By Michelle Marcella (Guest Contributor)
When the Massachusetts General Hospital was chartered by the Massachusetts Legislature in 1811, little thought had been given to just where in Boston the hospital might be housed. To remedy this, the Commonwealth deeded the colonial Province House to the newly minted Mass General for use as it saw fit. Although deemed unusable as a hospital, the trustees leased the Province House. It became the cornerstone of an endowment, one that would require almost seven years of growth before shovel was put to ground in 1818.
Built as a mansion for a wealthy London merchant in the late 17th century, the Province House eventually became the seat of the British government, housing a succession of royal governors. It was filled with artifacts that would become symbols of colonialism, including the royal coat of arms of the reigning monarch. The last of those would be King George III, whose rule would start a revolution.
When the Province House passed into MGH’s hands, a number of these artifacts—including the coat of arms and the building’s copper weathervane in the shape of a Native American archer—came with it. Many of these relics found their way into the collection of MGH surgeon John Collins Warren, who was quite the magpie for items odd and unusual. This was a man who kept a fully assembled skeleton of a mastodon in the front parlor of his Beacon Hill home.

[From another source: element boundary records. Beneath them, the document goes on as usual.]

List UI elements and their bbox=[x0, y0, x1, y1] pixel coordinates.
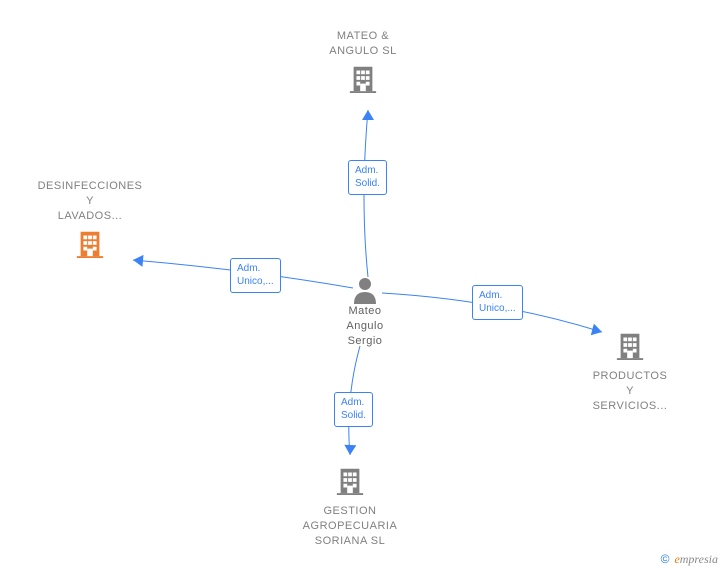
center-person-node: Mateo Angulo Sergio bbox=[325, 276, 405, 349]
building-icon bbox=[348, 63, 378, 93]
edge-label-to_top: Adm. Solid. bbox=[348, 160, 387, 195]
edge-label-to_left: Adm. Unico,... bbox=[230, 258, 281, 293]
company-node-bottom: GESTION AGROPECUARIA SORIANA SL bbox=[280, 465, 420, 549]
company-node-right: PRODUCTOS Y SERVICIOS... bbox=[560, 330, 700, 414]
building-icon bbox=[75, 228, 105, 258]
watermark-rest: mpresia bbox=[680, 552, 718, 566]
building-icon bbox=[335, 465, 365, 495]
company-label: MATEO & ANGULO SL bbox=[293, 29, 433, 59]
company-label: DESINFECCIONES Y LAVADOS... bbox=[20, 179, 160, 224]
copyright-symbol: © bbox=[661, 552, 670, 566]
company-label: PRODUCTOS Y SERVICIOS... bbox=[560, 369, 700, 414]
watermark: © empresia bbox=[661, 552, 718, 567]
person-icon bbox=[325, 276, 405, 304]
edge-label-to_right: Adm. Unico,... bbox=[472, 285, 523, 320]
building-icon bbox=[615, 330, 645, 360]
company-node-top: MATEO & ANGULO SL bbox=[293, 29, 433, 98]
company-node-left: DESINFECCIONES Y LAVADOS... bbox=[20, 179, 160, 263]
company-label: GESTION AGROPECUARIA SORIANA SL bbox=[280, 504, 420, 549]
edge-label-to_bottom: Adm. Solid. bbox=[334, 392, 373, 427]
center-label: Mateo Angulo Sergio bbox=[325, 304, 405, 349]
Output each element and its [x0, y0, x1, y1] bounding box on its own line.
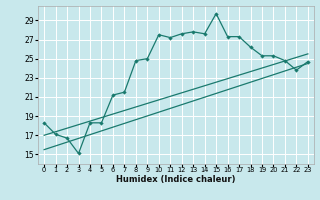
X-axis label: Humidex (Indice chaleur): Humidex (Indice chaleur)	[116, 175, 236, 184]
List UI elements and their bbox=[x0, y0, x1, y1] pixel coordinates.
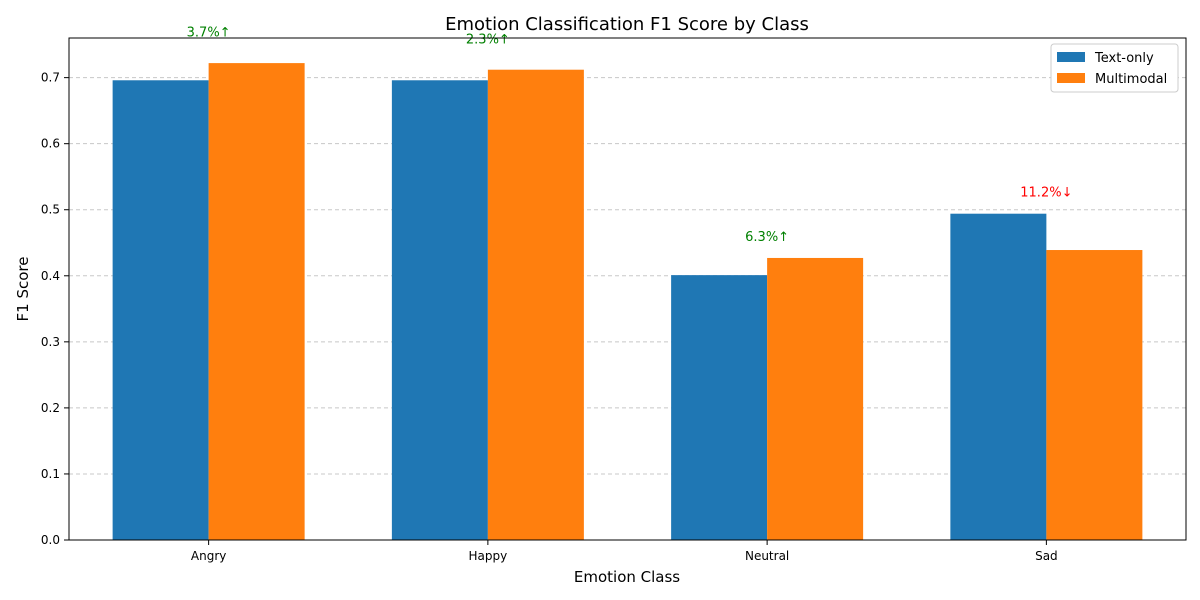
x-axis-label: Emotion Class bbox=[574, 568, 680, 586]
y-tick-label-0: 0.0 bbox=[41, 533, 60, 547]
y-tick-label-7: 0.7 bbox=[41, 71, 60, 85]
bar-text-only-happy bbox=[391, 80, 488, 540]
chart-title: Emotion Classification F1 Score by Class bbox=[445, 14, 809, 35]
bar-text-only-neutral bbox=[671, 275, 768, 540]
bar-multimodal-happy bbox=[487, 69, 584, 540]
legend-swatch-multimodal bbox=[1057, 73, 1085, 83]
plot-frame bbox=[68, 37, 1187, 541]
x-tick-label-angry: Angry bbox=[191, 549, 226, 563]
bar-multimodal-neutral bbox=[767, 257, 864, 540]
x-tick-label-neutral: Neutral bbox=[745, 549, 789, 563]
annotation-happy: 2.3%↑ bbox=[466, 32, 510, 47]
annotations: 3.7%↑ 2.3%↑ 6.3%↑ 11.2%↓ bbox=[187, 26, 1073, 245]
y-tick-label-6: 0.6 bbox=[41, 137, 60, 151]
bar-text-only-angry bbox=[112, 80, 209, 540]
annotation-sad: 11.2%↓ bbox=[1020, 186, 1072, 201]
bar-multimodal-sad bbox=[1046, 250, 1143, 541]
y-tick-label-2: 0.2 bbox=[41, 401, 60, 415]
y-tick-label-5: 0.5 bbox=[41, 203, 60, 217]
legend: Text-only Multimodal bbox=[1050, 43, 1179, 93]
y-tick-label-1: 0.1 bbox=[41, 467, 60, 481]
y-axis-label: F1 Score bbox=[14, 257, 32, 322]
y-tick-label-3: 0.3 bbox=[41, 335, 60, 349]
bars bbox=[112, 63, 1143, 541]
x-tick-label-sad: Sad bbox=[1035, 549, 1058, 563]
annotation-angry: 3.7%↑ bbox=[187, 26, 231, 41]
axes: 0.0 0.1 0.2 0.3 0.4 0.5 0.6 0.7 Angry Happy Neutra… bbox=[41, 37, 1187, 563]
legend-label-multimodal: Multimodal bbox=[1095, 72, 1167, 87]
annotation-neutral: 6.3%↑ bbox=[745, 230, 789, 245]
bar-text-only-sad bbox=[950, 213, 1047, 540]
bar-multimodal-angry bbox=[208, 63, 305, 540]
y-tick-label-4: 0.4 bbox=[41, 269, 60, 283]
legend-swatch-text-only bbox=[1057, 52, 1085, 62]
x-tick-label-happy: Happy bbox=[469, 549, 508, 563]
legend-label-text-only: Text-only bbox=[1094, 51, 1154, 66]
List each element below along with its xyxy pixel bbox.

Warren died in 1856, and much of his collection, including his own skeleton, became part of the Warren Museum at Harvard Medical School. Other items, such as the mastodon, would make their way to the American Museum of Natural History in New York City. His papers, some family artifacts and the Province House weathervane went to the Massachusetts Historical Society. Other items came back to the MGH; many assumed this included the coat of arms.
Indeed, for many years a royal coat of arms has been part of the hospital’s special collections. Hand carved from hardwood and vibrantly painted, it is a spectacular piece of art. Until recently, many believed it to have hung in the Province House. Unfortunately, it did not: In fact, it displays the heraldry not of George III but of Queen Victoria, whose reign began some 17 years after George III, and a year before the hospital opened its doors to patients.
A look at the archives provides some details. Correspondence informs us that the coat of arms in the MGH collection came to the hospital in 1939 under the mistaken impression that it was the Province House original. It wasn’t until earlier this year that the hospital discovered—through an inquiry about it status—that its coat of arms was not the Province House original. Rather, the original is on display at the Old State House in Boston, and is part of the original Warren collection that was donated to the Massachusetts Historical Society.
Michelle Marcella is the operations and finance manager at the Paul S. Russell, MD Museum of Medical History and Innovation at Massachusetts General Hospital.